While Pedneault said he is reluctant to make fast, wholesale changes to the business, Congébec is putting its own stamp on the Winnipeg warehouse by spending $6 million to convert a portion of the ambient storage area to freezer space.

“We call it a transformation. There was an ambient area within the 312,000 square foot warehouse. We are transforming that ambient area to a freezer area since the demand is much more interesting and much stronger. Basically we are transforming 15 percent of the total facility to freezer space. With this transformation, some 70 percent of the warehouse will be freezer.

“Westco used to be multi-temp—it’s what they call themselves. We tend to believe ambient does not need to be very significant in the total picture. In our eastern operation we hardly have any ambient area.”

Although Pedneault admits the transformation would have happened at some point in the future, he said it was hastened along due to outside circumstances and market conditions: specifically one of Westco’s existing customers, HyLife Foods of La Broquerie, Manitoba needed to find new freezer space where it could warehouse its frozen pork products.

“We started a negotiation with HyLife on the very same week we acquired Westco because VersaCold had been closing its Jarvis facility in Winnipeg, which was taking care of a substantial volume for HyLife. HyLife was desperate to find space and they were already a Westco customer in that warehouse. So we got to know each other very quickly. Right now we are handling their volume out of that Winnipeg warehouse.”

According to Pedneault, having access to the additional freezer space will mean HyLife will be able to increase its production levels.

“With the expansion of our frozen storage area, HyLife expects to produce 6,200 pigs per day. Our refrigeration system will have the capacity to freeze eight additional containers of fresh pork every day, representing 400,000 pounds of meat. We will now be equipped to perform at least six trichinella treatments, allowing for export to Russia and Eastern Europe. In total our Winnipeg facilities will ship 15 containers of pork daily around the globe.”

The Canadian Food Inspection Agency defines “trichinellosis (trichinosis) as a disease that can affect both animals and humans. It is caused by small nematodes (roundworms) of the Trichinella species. Infective larvae are transferred (from host-to-host) by the consumption of raw or undercooked infected meat.

“In many countries human trichinellosis has been associated with the consumption of improperly or uncooked meat from infected swine. Regulations to detect and control trichinellosis in swine have been in place in many countries for more than 100 years.”

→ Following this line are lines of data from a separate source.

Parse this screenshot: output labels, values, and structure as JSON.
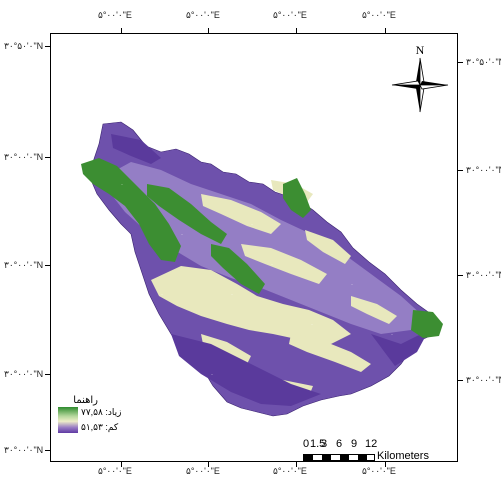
{
  "graticule": {
    "top_labels": [
      "۵°۰۰'۰\"E",
      "۵°۰۰'۰\"E",
      "۵°۰۰'۰\"E",
      "۵°۰۰'۰\"E"
    ],
    "bottom_labels": [
      "۵°۰۰'۰\"E",
      "۵°۰۰'۰\"E",
      "۵°۰۰'۰\"E",
      "۵°۰۰'۰\"E"
    ],
    "left_labels": [
      "۳۰°۵۰'۰\"N",
      "۳۰°۰۰'۰\"N",
      "۳۰°۰۰'۰\"N",
      "۳۰°۰۰'۰\"N",
      "۳۰°۰۰'۰\"N"
    ],
    "right_labels": [
      "۳۰°۵۰'۰\"N",
      "۳۰°۰۰'۰\"N",
      "۳۰°۰۰'۰\"N",
      "۳۰°۰۰'۰\"N"
    ]
  },
  "north_arrow": {
    "label": "N",
    "icon": "north-arrow-icon"
  },
  "legend": {
    "title": "راهنما",
    "high_label": "زیاد: ۷۷,۵۸",
    "low_label": "کم: ۵۱,۵۳",
    "colors": {
      "high": "#2e8b2e",
      "mid": "#eeeec8",
      "low": "#5e3aa3"
    }
  },
  "scale": {
    "numbers": [
      "0",
      "1.5",
      "3",
      "6",
      "9",
      "12"
    ],
    "units": "Kilometers"
  },
  "map_colors": {
    "purple_dark": "#5b3a9e",
    "purple_light": "#9a86c8",
    "cream": "#e9e9c0",
    "green": "#3a8f32"
  }
}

Pedneault said that HyLife currently performs its trichinella treatments in Montreal, so being able to offer the same service in Winnipeg simplifies things.

Renovations will only occur in the building’s interior. There are approximately 40 dock doors in the DC, and that number will not change. Instead, six or seven will be devoted exclusively to serving HyLife’s needs.

Pedneault described HyLife’s inventory as being very quick to turn over, so he expects to see more truck traffic at the warehouse. But since the company has extra land at the facility, he said there will be ample room for parking.

The transformation is expected to be completed by mid-December with operations ramping up very quickly after that. Since the DC already handles HyLife products, current staff members are already familiar with the company’s procedures and will be able to train the six or seven new employees Congébec hires.

As for Congébec’s next steps and its plans for Westco, Pedneault says stay tuned.

“We are certainly looking at the market, which seems to be very strong in this area. As I told you, we have land we can build on, on that very same site. So it should not be a very big surprise if we make an announcement in the next six-to-twelve months that we are putting up a new facility in Winnipeg.”